1400 anni di cultura

La prima pietra dell'abbazia fu posta nel 612 dal monaco errante irlandese Gallo. Cento anni più tardi, l'abate Otmar ravvivò il monastero e lo trasformò in un centro per la scrittura e la miniatura. Ancora oggi, tra queste mura ricche di storia si può avvertire lo spirito dei monaci benedettini di un tempo. La biblioteca abbaziale, nota come “farmacia dell'anima”, ospita la più bella sala rococò della Svizzera. Oltre a 170.000 libri, vanta una delle collezioni di manoscritti medievali autoctoni più importanti d’Europa. Una menzione speciale meritano la pianta carolingia di San Gallo e i tomi “Evangelium longum” e “Abrogans”; quest’ultimo è il più antico libro in tedesco giunto fino a noi. Patrimonio culturale dal 1983.



Storia

Senza il monastero San Gallo non esisterebbe. Considerando la sua situazione geografica, il luogo non aveva nessuna predisposizione per diventare una grande città. Il suo fondatore, il monaco irlandese Gallo, cercava infatti tutt’altro: la solitudine. La trovò nell’anno 612 nella valle di Steinach e ci costruì un eremitaggio. Ciò nonostante l’Abbazia di San Gallo è diventata uno dei monasteri più importanti d’Europa e rimane una tappa obbligatoria per chi vuole capire l’Alto Medioevo. Custodisce la più grande raccolta di documenti dell’epoca carolingia e probabilmente la collezione più ricca di manoscritti, incunaboli e libri dell’epoca. Oggi, l’abbazia è un capolavoro barocco che conserva e racconta una storia culturale e monasteriale di oltre 1200 anni.

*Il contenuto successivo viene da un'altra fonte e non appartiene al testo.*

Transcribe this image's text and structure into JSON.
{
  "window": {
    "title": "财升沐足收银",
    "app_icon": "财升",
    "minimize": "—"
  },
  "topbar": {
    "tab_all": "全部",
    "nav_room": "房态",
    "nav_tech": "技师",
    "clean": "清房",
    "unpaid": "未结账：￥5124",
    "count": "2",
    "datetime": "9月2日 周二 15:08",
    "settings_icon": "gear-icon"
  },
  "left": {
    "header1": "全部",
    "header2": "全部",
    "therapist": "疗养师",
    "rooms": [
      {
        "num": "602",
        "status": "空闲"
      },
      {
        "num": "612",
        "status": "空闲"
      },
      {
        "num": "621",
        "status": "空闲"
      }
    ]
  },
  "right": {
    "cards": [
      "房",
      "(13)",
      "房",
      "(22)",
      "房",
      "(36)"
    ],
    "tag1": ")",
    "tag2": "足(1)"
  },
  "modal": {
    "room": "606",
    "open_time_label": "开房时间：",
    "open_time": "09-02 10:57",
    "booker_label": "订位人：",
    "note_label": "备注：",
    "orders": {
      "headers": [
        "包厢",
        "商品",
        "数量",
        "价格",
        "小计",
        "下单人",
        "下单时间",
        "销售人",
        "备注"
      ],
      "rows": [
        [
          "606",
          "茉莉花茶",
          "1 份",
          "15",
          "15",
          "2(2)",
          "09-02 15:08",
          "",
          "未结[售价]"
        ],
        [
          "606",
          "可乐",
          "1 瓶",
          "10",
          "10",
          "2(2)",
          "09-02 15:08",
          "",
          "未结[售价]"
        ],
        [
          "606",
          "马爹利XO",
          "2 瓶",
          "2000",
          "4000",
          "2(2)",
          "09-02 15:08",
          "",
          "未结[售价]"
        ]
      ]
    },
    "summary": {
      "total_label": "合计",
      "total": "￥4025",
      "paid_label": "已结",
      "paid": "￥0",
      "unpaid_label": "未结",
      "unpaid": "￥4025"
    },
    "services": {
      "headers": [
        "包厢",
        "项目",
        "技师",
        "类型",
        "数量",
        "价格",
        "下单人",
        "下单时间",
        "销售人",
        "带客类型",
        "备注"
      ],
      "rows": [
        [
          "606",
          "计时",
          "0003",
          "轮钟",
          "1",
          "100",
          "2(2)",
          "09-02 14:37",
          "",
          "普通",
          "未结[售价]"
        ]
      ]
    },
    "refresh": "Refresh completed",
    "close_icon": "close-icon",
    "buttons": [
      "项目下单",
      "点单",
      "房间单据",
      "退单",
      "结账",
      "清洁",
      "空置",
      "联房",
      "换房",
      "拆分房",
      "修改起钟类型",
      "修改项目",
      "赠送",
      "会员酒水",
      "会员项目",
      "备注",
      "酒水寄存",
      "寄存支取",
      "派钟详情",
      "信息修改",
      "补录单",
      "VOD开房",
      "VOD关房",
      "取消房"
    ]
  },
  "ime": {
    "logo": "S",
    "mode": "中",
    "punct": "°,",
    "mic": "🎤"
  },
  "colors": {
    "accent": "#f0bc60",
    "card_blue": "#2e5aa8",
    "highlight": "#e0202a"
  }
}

Attorno all’anno 720, l’abate Otmar fonda un’abbazia nel luogo dove Gallo si era stabilito. È modesta, però acquista un’importanza sempre maggiore, grazie all’aiuto di generosi donatori preoccupati della salute della propria anima ma, soprattutto, grazie alle relazioni politiche strette con le corti carolingia e ottoniana. Imperatori e re onorano spesso il convento con le loro visite, Si assicurano la lealtà dei prelati con la loro generosità e, fedeli alla politica di Carlo Magno e dei suoi successori, usano l’abbazia come strumento governativo e di istruzione. E così l’abate Grimald (841 – 872) assume la carica di cancelliere, posizione chiave dell’amministrazione imperiale, mentre l’abate Salomon (890 – 919) è considerato per oltre tre decenni tra gli uomini più influenti del Regno dei Teutonici.

È tuttavia l’intervento dell’abate Gozbert (816 – 837) a dare un vero slancio al monastero. Molto vicino a Luigi il Pio, figlio di Carlo Magno, fa costruire un’imponente chiesa a tre navate, più grande di quelle di Reichenau e Basilea e con una larghezza che corrisponde alle dimensioni della cattedrale odierna. La costruzione si ispira alla famosa Pianta del monastero di San Gallo, il più vecchio disegno architettonico medievale conservato. Capitelli di questa chiesa sono esposti nel Museo Lapidario dell’abbazia. Con Gozbert comincia l’Età dell’oro di San Gallo.

Lo sapevi?

• Sulla celebre pianta carolingia di San Gallo, risalente all’825 circa, figurano 333 annotazioni sugli edifici del complesso architettonico.

• La Bibbia di Alcuino, risalente all’800, ha 840 pagine e pesa circa 20 kg.

• L’abbazia di San Gallo vanta una storia straordinaria di oltre mille anni, documentata in maniera impeccabile.